Дальше директор говорить не смог. Сверху, с веток дерева, на его левое плечо упал тяжелый молоток. Если бы он упал чуточку правее, то безусловно разбил бы ему голову, но он только раздробил ему плечо.
Рабочие — люди добрые. Увидев несчастье с директором, они бросили работу и стали быстро сколачивать носилки из дубовых веток. Беснующегося от боли раненого привязали ремнями к носилкам и понесли домой в Пемете. В знак сочувствия директора провожали до дому около трехсот лесных рабочих. Известие о несчастном случае вызвало такое волнение среди работающих на заводе, что в течение трех часов они не могли заниматься ничем другим, кроме обсуждения этого случая, и машины вертелись вхолостую.

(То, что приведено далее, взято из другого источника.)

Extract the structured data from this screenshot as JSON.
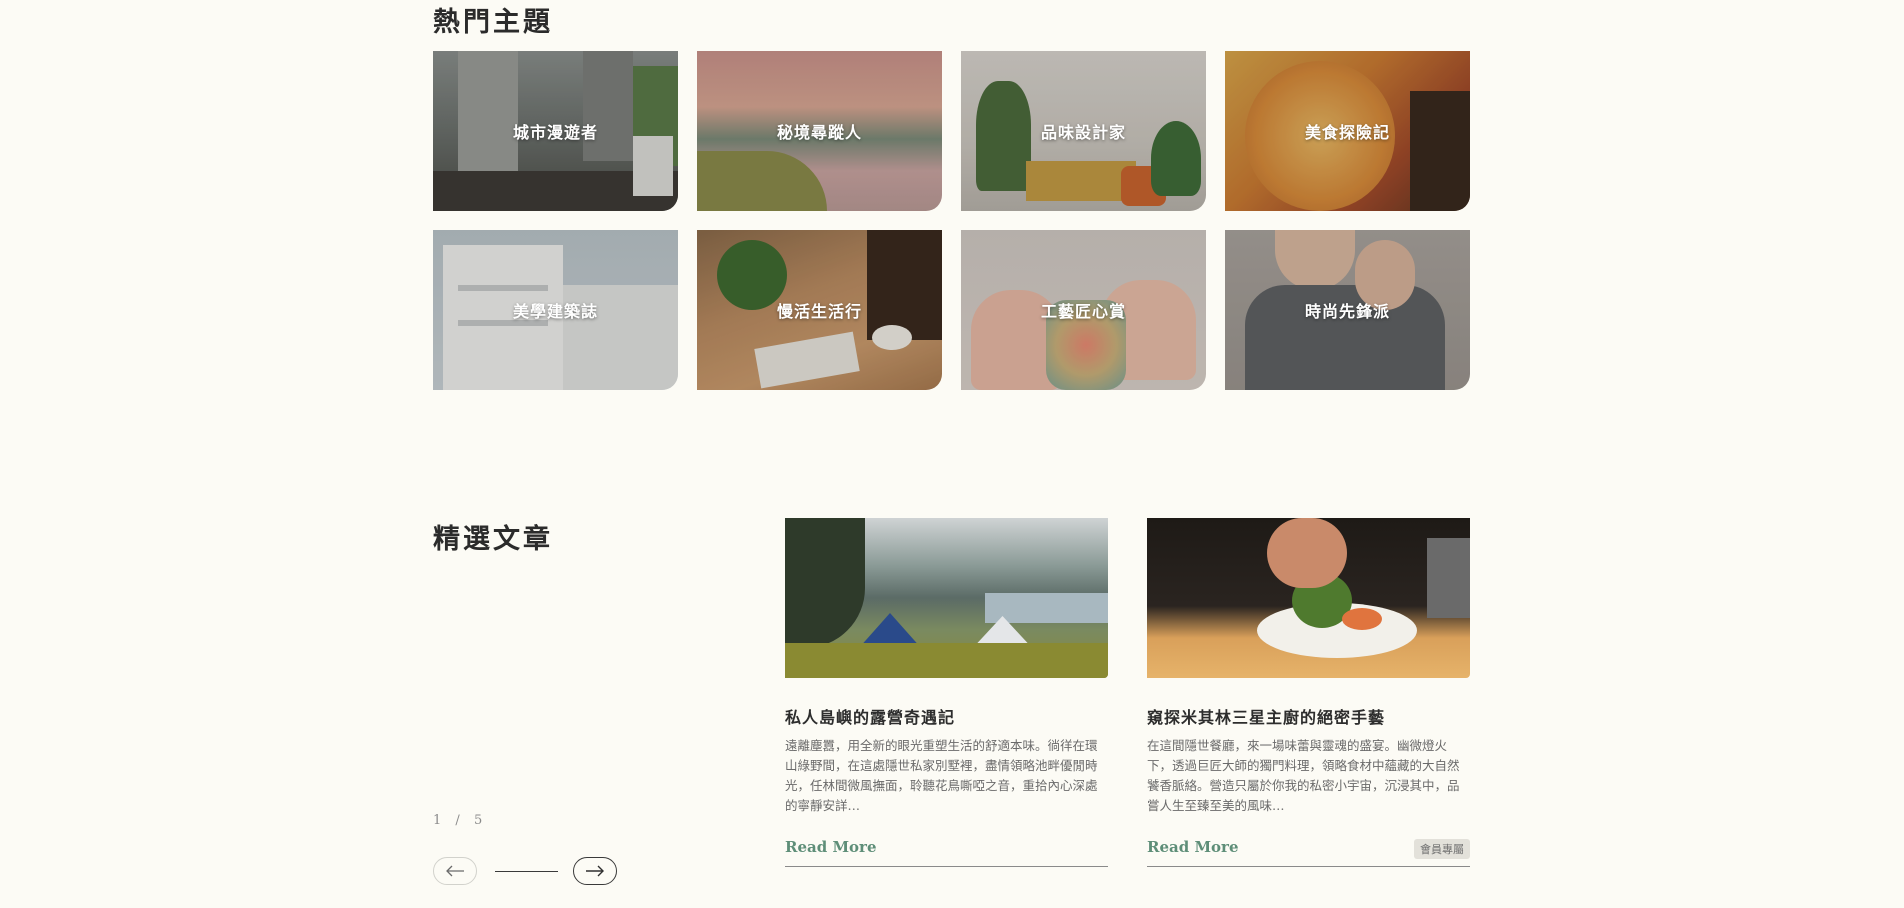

На другой день в Пемете приехал главный начальник марамарош-сигетской полиции, Михай Кеменеш, тот, самый Кеменеш, фамилию которого несколькими годами позже, в связи с великим русинским процессом, повторяла вся мировая пресса. Кеменеш арестовал Хозелица и — просто наугад — еще пятнадцать лесных рабочих: пять евреев и десять русин.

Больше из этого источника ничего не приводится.